Doug Duperrault’s Trailer Camp Woman (also published as Trailer-Camp Girl) is a 1959 sleaze novel belonging to the small but intriguing sub-genre of trailer park sleaze.
Doug Duperrault (1929-2005) worked in a huge variety of jobs and wrote at least twenty-four sleaze novels.
While the 50s is often thought of as a decade of unparalleled prosperity there were in fact severe housing shortages and there were plenty of people who were doing it tough. Trailer parks boomed in response. Since these were somewhat artificial slightly impermanent communities they gained a bit of a reputation for encouraging what was by 1950 standards a relatively free-wheeling attitude towards sex. The reputation may have been partly deserved - they possibly were more sexually liberated than ultra-respectable traditional small town America.
And given the 1950s obsession with sin it’s hardly surprising that publishers and writers recognised an opportunity for tales of trailer camp sexual licentiousness.
Arlene Ford lives in a trailer park with her husband Buddy. It is not a happy marriage. Buddy is quite a bit older than his very attractive young wife and he’s insecure about that and about a whole lot of other things - his inability to provide his wife with a proper house, his failure to get her pregnant after five years of marriage, his steadily increasing waistline and steadily receding hairline and his dodgy heart. Buddy is angry, jealous, possessive, bad-tempered, insensitive and intermittently violent towards Arlene. To top it all off he can’t satisfy Arlene sexually, and Arlene is a passionate woman. Despite all this Arlene has tried to make the marriage work and has never been unfaithful.
Then Arlene meets a handsome young sailor named Corey. He’s very young but he’s kind and gentle. Although he’s desperate to get into Arlene’s pants he won’t pressure her. He’s such a sweet boy that she ends up sleeping with him anyway.
Arlene also meets Agnes and Francie. They Iive in the trailer park and are reputed to be lesbians. Arlene has no idea what lesbians actually do in bed but she figures it might be fun to find out. She sleeps with both Agnes and Francie.
So suddenly the previously faithful Arlene is having three separate affairs all at once. She’s a busy girl.
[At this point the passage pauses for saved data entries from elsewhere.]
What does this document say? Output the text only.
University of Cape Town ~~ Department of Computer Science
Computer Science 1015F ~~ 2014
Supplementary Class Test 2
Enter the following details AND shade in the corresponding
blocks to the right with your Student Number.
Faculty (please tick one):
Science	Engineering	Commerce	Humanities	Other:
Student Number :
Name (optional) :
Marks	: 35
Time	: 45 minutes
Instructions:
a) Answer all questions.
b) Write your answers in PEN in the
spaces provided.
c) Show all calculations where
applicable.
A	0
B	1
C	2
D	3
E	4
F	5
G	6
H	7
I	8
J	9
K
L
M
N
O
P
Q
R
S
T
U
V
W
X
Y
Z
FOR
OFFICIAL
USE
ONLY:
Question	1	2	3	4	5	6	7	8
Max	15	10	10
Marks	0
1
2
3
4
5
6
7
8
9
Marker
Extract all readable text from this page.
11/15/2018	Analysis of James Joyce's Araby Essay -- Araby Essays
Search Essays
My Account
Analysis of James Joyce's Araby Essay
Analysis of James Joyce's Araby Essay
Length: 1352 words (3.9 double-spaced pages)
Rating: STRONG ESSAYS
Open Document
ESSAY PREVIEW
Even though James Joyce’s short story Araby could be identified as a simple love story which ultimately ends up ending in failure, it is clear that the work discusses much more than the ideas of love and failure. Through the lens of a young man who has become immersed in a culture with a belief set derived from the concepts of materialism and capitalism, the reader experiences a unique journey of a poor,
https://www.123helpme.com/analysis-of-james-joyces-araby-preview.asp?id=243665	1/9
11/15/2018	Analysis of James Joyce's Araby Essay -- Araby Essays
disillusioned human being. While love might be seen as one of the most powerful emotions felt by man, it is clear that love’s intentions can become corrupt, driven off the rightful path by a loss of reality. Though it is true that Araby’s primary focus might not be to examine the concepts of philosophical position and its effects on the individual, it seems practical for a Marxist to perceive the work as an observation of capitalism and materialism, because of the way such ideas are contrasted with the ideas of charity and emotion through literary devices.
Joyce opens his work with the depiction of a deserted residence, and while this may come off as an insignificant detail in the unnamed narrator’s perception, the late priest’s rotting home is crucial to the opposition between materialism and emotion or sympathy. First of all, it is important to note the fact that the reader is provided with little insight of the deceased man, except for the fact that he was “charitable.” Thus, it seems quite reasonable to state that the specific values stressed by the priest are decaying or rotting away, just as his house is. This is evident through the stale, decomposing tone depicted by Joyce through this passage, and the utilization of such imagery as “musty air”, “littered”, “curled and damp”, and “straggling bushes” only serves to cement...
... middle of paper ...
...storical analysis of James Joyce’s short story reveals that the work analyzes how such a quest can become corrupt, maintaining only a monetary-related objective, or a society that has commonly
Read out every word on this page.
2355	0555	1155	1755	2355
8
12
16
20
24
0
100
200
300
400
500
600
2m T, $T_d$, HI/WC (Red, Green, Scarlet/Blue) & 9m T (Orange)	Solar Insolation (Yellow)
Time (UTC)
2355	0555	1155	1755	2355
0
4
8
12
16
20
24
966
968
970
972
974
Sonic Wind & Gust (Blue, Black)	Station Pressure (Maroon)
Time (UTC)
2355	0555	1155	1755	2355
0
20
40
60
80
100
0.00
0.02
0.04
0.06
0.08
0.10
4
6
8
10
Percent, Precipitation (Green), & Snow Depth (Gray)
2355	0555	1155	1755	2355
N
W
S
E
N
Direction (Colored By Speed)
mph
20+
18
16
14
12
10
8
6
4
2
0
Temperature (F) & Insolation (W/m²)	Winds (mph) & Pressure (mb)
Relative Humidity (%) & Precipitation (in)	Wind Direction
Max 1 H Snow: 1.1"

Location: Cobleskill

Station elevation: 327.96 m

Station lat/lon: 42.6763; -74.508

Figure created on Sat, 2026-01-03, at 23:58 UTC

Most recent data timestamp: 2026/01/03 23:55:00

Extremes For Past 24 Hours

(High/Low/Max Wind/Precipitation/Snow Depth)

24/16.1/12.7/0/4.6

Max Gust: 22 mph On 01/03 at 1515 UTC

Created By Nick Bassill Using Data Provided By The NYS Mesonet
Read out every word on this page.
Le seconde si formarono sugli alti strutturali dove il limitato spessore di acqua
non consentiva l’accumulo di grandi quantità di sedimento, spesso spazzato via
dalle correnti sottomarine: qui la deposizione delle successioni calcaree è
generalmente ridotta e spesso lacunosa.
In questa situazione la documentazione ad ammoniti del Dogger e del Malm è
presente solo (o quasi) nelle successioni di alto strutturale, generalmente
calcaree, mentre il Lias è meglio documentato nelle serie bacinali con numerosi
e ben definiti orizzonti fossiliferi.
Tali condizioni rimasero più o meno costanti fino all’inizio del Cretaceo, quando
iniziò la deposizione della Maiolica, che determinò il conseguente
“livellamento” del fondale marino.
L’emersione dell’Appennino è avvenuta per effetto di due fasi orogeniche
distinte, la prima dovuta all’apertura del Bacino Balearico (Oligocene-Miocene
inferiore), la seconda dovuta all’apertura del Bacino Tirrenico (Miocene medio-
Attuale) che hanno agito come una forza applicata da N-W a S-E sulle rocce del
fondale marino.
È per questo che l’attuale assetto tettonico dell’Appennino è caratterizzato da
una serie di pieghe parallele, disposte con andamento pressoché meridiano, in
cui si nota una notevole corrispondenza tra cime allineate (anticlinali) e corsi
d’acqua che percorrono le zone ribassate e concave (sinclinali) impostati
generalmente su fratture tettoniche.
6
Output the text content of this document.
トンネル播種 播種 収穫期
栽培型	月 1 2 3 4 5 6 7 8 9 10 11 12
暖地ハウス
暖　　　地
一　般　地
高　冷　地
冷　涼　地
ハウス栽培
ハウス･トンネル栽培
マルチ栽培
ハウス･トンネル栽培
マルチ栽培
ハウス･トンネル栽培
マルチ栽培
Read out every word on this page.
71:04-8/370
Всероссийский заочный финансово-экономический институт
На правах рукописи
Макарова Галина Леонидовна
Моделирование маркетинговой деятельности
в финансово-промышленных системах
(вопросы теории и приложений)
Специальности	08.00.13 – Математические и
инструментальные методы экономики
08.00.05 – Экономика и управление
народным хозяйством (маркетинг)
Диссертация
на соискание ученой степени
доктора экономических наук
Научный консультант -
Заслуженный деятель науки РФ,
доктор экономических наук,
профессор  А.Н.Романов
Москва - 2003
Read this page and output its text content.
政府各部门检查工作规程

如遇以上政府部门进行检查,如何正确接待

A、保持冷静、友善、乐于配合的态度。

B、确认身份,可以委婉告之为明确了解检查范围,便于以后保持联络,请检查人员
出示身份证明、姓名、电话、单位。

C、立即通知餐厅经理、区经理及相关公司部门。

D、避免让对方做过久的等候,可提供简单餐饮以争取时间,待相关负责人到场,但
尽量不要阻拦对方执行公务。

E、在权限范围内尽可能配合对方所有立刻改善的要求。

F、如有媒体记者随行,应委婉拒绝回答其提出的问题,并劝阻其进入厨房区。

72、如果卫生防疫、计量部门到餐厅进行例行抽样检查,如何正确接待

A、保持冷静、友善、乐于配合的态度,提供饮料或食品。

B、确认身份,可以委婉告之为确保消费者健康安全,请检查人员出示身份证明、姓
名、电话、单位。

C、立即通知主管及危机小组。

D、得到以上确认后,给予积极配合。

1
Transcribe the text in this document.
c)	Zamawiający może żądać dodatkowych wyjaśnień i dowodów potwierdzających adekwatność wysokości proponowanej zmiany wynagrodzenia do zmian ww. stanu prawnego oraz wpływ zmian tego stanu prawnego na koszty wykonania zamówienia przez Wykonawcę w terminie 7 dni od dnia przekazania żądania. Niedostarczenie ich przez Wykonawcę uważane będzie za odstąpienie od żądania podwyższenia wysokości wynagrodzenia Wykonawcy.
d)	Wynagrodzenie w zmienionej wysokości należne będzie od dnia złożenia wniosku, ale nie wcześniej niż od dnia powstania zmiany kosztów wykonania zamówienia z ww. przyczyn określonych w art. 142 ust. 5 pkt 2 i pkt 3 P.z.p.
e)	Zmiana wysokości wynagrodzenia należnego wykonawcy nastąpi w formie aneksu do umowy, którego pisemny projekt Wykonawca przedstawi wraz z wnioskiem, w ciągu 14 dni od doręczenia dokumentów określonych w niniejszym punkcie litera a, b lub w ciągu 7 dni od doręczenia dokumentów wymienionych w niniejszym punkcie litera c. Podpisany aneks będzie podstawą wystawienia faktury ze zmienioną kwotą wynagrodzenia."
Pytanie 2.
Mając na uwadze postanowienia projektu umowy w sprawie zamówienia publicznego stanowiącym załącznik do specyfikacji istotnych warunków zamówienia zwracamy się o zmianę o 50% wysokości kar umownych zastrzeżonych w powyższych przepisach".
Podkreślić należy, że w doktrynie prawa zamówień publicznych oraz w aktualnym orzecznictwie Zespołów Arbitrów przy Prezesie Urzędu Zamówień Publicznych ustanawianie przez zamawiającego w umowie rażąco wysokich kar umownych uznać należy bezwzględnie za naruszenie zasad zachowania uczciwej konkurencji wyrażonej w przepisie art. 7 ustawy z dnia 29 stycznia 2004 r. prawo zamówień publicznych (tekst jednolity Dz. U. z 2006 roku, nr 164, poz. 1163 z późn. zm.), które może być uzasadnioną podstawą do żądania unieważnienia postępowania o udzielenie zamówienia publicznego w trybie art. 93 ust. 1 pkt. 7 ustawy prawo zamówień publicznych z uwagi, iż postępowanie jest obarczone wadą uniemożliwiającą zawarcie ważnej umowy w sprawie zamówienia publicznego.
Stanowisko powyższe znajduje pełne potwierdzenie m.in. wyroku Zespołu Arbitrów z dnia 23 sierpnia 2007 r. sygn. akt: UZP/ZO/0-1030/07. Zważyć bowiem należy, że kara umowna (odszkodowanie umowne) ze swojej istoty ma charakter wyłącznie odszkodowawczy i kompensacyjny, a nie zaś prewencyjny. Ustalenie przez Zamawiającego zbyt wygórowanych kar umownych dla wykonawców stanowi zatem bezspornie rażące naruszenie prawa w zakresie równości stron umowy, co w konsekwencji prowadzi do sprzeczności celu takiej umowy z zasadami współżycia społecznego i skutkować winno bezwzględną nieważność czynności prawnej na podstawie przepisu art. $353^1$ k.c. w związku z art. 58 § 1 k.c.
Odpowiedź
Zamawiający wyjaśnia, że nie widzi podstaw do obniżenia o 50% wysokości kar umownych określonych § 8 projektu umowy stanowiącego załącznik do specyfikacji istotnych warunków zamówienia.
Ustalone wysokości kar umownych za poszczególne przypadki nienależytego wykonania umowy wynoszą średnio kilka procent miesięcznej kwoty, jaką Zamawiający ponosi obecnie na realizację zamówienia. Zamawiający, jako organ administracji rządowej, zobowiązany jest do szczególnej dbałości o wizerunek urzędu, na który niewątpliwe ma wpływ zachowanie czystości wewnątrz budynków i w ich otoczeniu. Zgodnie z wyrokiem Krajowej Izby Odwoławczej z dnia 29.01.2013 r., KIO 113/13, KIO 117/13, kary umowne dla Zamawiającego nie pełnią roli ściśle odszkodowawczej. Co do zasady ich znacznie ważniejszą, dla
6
She has one really big problem to worry about. Her psycho ex-fiancé John has started stalking her. She broke off the engagement with him when he tried to rape her. Now he tells her he intends to get from her what he didn’t get five years earlier. He hasn’t quite decided if he’s just going to rape her or if he’s going to kill her afterwards.
Arlene’s life has become much too complicated and there are several more twists to come.
Buddy, John and Arlene’s sleazy neighbour Hank are straightforward villains - they’re pigs or sleazebags or psychos. Agnes and Francie are quite sympathetic characters. They’ll chase anything in a skirt but they’re really nice about it.
Arlene is the most interesting character. She’s a mixture of indecisiveness and recklessness. She should have left Buddy two or three years earlier but she didn’t. We can certainly understand her motivations - a hunger for both love and sex. But having now decided to become a sexual adventuress she’s not as discreet about it as she should be.
There’s plenty of sex but not too much in the way of detailed descriptions of the acts. It’s all titillation but it’s done well enough. The essence of sleaze fiction of that era is that it’s mostly a tease - you think you’re going to get more than the book actually delivers in terms of sexual content but Duperrault builds up a nicely overheated atmosphere of sexual frustration and jealousies.
There is some suspense as the drama with psycho John heats up. There’s romance. Arlene really thinks she’s found the man she’s been looking for in Corey.
It’s well-written and well-paced and it’s pretty enjoyable if you like the sleaze genre. In fact I’ll highly recommend it.